Werdenfelsbahn - "wir hoffen auf Besserung"

Startbeitrag von giovane7 am 17.12.2013 11:21

sprach heute die Zugbegleiterin und schloss sich ins Gebet mit ein, nachdem einer der letzten Luxuszüge der Bahn (Dosto mit 111er) in Tutzing hielt, um "liegengebliebene" maulende Fahrgäste aufzunehmen.
Was fehlt denn unseren Hamstern ?

Antworten:

quak

Danke Jungs, eine erhoffte Antwort fand ich in diesem benachbarten diesforigen Bäumchen: [960] PM: Bahn-Ärger, Zug nach München bleibt liegen

[www.pro-bahn.de]

von giovane7 - am 17.12.2013 20:19

Re: quak

Hallo,

das sind zwar einige Störungen, nach meinen Beobachtungen läuft der Betrieb aber schon recht stabil.

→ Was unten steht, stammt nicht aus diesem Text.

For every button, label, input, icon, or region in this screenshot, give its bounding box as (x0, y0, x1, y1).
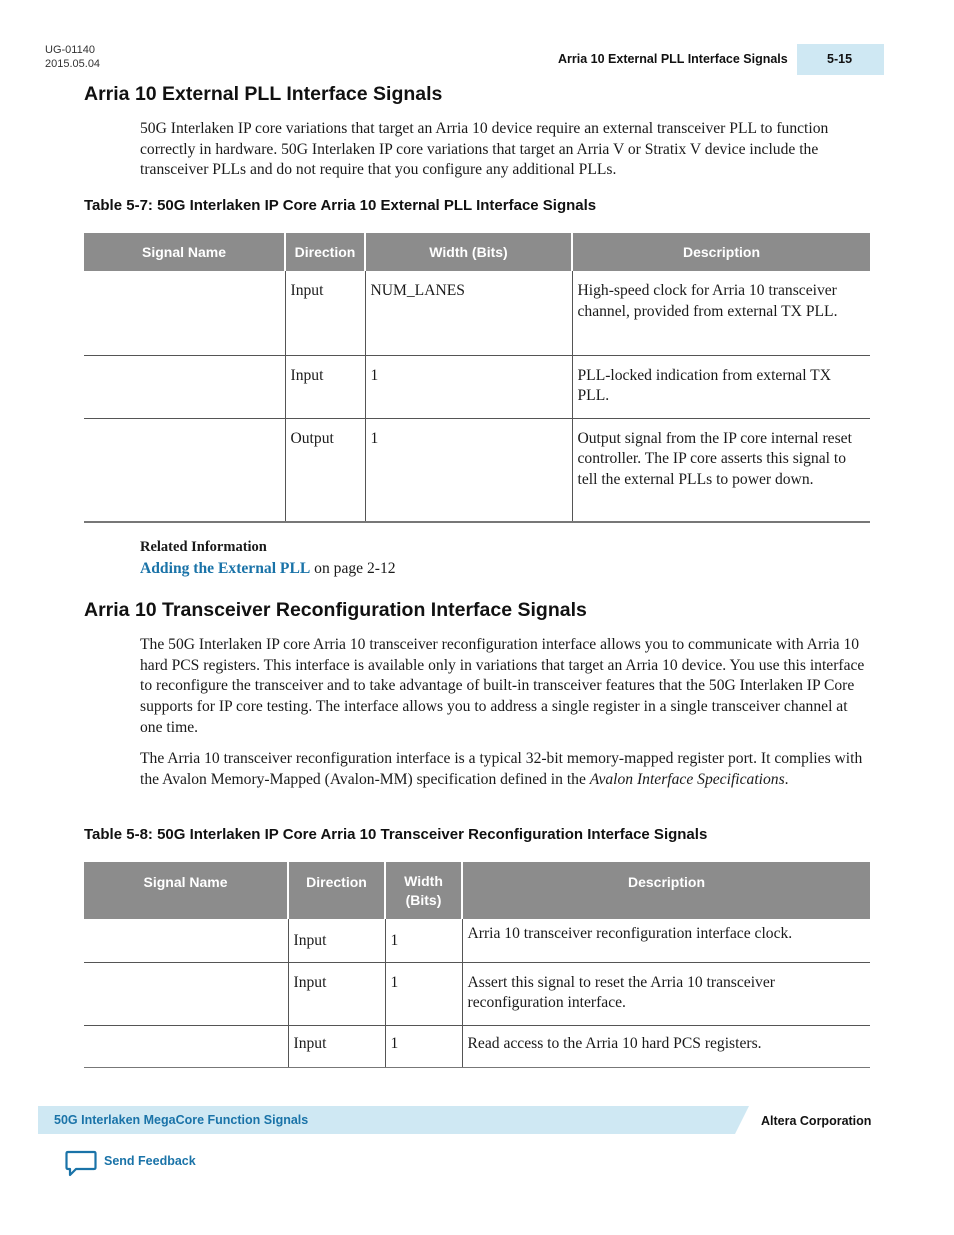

Hämische Bemerkungen sind meiner Ansicht nach überflüssig.

Gruss

Peter

von Super Chief - am 18.12.2013 08:16

Re: quak

ich wollte ja eigentlich nur wissen warum moderne Triebfahrzeuge nach einer offenschtlich geräuschlosen Erprobung jetzt vermehrt "liegen bleiben".

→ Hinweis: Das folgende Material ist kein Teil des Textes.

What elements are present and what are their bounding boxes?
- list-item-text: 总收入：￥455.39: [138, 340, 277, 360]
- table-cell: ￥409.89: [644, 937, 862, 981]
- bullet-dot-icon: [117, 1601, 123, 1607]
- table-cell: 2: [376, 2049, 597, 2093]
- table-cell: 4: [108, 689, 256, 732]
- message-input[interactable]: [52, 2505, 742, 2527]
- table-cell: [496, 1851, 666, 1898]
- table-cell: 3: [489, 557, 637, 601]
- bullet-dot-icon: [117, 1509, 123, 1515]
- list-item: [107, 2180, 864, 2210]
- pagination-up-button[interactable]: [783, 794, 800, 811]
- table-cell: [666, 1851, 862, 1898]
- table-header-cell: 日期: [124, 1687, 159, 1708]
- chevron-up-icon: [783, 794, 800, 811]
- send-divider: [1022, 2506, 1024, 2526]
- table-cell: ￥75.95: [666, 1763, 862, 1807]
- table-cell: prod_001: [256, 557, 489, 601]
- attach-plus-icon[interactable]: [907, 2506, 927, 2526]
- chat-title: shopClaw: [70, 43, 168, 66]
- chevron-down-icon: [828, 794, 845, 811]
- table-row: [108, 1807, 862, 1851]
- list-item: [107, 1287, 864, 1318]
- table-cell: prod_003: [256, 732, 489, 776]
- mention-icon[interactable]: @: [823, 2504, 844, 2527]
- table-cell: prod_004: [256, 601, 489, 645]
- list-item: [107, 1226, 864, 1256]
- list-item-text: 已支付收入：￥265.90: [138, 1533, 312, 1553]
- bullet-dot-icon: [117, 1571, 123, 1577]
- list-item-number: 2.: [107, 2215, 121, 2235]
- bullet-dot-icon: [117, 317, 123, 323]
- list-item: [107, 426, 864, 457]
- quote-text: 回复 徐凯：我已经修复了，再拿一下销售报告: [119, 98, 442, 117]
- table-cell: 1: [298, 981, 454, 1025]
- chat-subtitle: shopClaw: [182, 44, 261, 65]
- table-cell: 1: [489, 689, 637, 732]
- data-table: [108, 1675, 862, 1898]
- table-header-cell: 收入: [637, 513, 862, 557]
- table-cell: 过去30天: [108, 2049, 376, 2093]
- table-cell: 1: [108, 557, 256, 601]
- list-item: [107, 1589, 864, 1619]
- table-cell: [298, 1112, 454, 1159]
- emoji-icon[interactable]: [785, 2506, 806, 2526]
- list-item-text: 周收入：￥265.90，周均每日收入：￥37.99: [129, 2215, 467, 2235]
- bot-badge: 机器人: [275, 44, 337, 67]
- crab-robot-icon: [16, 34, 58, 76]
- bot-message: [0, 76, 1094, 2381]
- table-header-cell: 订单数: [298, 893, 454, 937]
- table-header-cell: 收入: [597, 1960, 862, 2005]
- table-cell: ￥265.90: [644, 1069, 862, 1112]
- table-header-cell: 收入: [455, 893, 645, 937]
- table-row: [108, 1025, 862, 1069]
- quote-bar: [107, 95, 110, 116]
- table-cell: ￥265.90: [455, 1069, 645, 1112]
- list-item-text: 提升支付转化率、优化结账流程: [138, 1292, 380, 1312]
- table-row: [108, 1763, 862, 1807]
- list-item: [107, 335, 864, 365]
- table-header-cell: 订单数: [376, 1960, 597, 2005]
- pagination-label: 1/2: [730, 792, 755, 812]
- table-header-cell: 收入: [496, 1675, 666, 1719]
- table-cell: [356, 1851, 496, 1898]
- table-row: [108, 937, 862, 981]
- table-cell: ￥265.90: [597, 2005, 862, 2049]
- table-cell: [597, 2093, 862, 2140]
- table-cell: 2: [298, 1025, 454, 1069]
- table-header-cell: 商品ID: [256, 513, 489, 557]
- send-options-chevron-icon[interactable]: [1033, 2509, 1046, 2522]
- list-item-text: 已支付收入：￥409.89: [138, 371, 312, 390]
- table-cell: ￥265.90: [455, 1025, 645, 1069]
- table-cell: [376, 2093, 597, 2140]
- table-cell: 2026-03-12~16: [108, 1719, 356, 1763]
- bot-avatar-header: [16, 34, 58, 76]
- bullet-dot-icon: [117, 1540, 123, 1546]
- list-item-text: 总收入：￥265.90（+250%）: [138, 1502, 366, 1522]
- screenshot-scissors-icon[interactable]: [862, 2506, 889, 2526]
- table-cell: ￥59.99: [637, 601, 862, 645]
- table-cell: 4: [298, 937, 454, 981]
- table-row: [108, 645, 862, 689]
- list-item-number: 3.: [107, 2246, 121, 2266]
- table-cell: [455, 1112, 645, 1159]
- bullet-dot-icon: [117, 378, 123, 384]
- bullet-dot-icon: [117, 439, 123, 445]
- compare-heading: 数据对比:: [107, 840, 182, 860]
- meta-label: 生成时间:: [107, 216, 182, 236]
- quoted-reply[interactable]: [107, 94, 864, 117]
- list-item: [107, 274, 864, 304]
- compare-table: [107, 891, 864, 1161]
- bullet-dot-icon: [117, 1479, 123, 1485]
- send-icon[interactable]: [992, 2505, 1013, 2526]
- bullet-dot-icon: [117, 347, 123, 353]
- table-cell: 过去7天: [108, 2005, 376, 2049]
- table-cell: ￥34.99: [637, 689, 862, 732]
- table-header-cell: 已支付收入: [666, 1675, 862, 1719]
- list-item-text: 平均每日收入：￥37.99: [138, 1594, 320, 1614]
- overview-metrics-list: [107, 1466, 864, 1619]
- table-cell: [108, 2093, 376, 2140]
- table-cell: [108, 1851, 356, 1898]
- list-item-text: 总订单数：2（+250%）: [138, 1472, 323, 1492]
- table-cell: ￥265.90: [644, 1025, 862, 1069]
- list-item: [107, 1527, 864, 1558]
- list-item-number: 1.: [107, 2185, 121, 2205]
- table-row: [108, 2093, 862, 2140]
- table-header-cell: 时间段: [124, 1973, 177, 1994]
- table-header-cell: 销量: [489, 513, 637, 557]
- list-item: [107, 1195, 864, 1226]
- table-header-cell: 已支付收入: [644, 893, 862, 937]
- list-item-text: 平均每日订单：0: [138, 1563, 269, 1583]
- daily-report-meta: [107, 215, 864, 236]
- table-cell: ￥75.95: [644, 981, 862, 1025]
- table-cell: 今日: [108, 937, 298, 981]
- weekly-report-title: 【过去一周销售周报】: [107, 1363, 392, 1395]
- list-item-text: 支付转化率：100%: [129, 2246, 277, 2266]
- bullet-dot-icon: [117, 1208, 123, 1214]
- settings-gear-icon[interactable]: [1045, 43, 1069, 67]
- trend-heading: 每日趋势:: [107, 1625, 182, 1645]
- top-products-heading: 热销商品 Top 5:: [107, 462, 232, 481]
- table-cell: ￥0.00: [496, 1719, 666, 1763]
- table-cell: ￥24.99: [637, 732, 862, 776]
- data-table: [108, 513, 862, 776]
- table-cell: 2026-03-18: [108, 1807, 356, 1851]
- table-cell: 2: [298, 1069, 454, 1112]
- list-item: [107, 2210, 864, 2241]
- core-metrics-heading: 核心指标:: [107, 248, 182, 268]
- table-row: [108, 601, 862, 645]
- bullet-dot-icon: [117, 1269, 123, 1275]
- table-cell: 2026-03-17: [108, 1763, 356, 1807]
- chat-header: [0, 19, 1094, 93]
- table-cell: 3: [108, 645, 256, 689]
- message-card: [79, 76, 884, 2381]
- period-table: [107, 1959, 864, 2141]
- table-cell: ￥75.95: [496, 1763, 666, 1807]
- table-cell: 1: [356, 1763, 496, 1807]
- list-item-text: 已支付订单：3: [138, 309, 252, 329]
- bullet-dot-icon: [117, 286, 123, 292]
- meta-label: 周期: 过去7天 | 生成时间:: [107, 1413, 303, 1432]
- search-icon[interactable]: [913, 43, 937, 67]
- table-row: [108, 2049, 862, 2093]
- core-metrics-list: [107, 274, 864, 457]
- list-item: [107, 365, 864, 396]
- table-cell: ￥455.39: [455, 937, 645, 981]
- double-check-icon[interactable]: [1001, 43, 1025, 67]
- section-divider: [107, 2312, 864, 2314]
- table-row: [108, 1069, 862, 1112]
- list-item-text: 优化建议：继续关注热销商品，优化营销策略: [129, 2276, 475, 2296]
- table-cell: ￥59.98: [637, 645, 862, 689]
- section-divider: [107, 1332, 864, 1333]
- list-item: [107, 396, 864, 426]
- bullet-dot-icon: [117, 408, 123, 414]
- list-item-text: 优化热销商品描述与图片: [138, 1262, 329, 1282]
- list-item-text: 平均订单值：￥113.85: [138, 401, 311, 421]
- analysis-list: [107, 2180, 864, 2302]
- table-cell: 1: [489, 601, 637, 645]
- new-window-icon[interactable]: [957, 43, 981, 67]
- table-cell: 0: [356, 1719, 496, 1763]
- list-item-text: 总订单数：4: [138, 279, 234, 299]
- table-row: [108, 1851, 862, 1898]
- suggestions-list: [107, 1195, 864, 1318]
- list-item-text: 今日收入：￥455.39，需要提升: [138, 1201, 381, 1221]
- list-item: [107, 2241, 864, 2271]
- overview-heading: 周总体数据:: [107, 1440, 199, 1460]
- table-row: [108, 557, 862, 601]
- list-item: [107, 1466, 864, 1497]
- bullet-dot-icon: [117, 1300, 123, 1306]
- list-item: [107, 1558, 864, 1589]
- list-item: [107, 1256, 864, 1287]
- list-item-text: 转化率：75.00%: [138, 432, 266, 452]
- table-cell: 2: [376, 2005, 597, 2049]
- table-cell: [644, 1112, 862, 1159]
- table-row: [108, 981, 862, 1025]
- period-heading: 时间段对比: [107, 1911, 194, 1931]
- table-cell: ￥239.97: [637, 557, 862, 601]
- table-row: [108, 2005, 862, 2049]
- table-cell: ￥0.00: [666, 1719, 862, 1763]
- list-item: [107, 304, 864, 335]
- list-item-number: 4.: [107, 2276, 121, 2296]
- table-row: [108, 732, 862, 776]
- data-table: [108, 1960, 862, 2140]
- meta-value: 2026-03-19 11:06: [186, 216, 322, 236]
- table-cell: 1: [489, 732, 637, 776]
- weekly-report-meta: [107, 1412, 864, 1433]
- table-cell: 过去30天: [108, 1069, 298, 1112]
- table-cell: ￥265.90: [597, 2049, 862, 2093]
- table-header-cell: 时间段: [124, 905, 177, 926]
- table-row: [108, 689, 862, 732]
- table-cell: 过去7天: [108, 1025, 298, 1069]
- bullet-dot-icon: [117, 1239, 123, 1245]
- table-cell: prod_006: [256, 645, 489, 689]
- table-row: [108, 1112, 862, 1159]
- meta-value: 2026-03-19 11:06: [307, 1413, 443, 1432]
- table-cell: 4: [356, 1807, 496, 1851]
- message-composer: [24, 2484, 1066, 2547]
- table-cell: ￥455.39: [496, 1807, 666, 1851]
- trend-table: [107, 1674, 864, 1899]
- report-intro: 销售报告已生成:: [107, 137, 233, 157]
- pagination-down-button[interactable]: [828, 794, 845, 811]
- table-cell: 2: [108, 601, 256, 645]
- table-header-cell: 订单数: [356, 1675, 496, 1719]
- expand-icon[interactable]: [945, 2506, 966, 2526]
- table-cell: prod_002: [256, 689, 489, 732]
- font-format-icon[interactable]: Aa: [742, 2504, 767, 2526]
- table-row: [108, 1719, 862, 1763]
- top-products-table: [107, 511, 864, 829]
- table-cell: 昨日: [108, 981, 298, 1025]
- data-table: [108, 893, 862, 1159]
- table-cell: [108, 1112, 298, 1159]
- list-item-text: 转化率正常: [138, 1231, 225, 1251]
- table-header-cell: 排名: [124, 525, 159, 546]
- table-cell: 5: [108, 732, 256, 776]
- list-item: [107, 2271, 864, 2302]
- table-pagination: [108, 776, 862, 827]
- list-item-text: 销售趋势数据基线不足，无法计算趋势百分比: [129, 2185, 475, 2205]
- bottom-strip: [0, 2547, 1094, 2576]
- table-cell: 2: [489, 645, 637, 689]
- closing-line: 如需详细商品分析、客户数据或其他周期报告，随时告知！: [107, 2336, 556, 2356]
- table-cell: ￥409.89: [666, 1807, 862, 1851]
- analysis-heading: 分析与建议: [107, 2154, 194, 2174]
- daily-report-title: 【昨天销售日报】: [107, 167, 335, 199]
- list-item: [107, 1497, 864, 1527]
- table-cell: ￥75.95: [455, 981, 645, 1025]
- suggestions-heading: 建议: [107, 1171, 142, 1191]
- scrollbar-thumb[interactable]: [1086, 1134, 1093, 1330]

"Gesendet Mi 18.12.2013 09:42:
Sehr geehrter Herr ..........,

wegen einer technischen Störung an einem Zug kommt es derzeit auf dem Streckenabschnitt München - Mittenwald zu Beeinträchtigungen. Es ist mit Verzögerungen von bis zu 30 Minuten zu rechnen. Auch kann es kurzfristig zu Zugausfällen kommen.

Über Verzögerungen und Zugausfälle informieren wir Sie auch unter www.bahn.de oder www.bahn.de/ris.

Ihre DB Regio Bayern
"

von giovane7 - am 18.12.2013 09:36

Re: quak

Zitat
Super Chief
Hallo,
das sind zwar einige Störungen, nach meinen Beobachtungen läuft der Betrieb aber schon recht stabil.



Tut mich echt leid, Peter, Dir widersprechen zu müssen, aber der derzeitige Betrieb läuft alles andere als stabil.

Versetz Dich bitte in die Lage eines Pendlers, der täglich in der HVZ zwischen 5:30 und 7:00h nach München muss.
Für den klingt eine Bewertung "schon recht stabiler Betrieb" nach Hohn.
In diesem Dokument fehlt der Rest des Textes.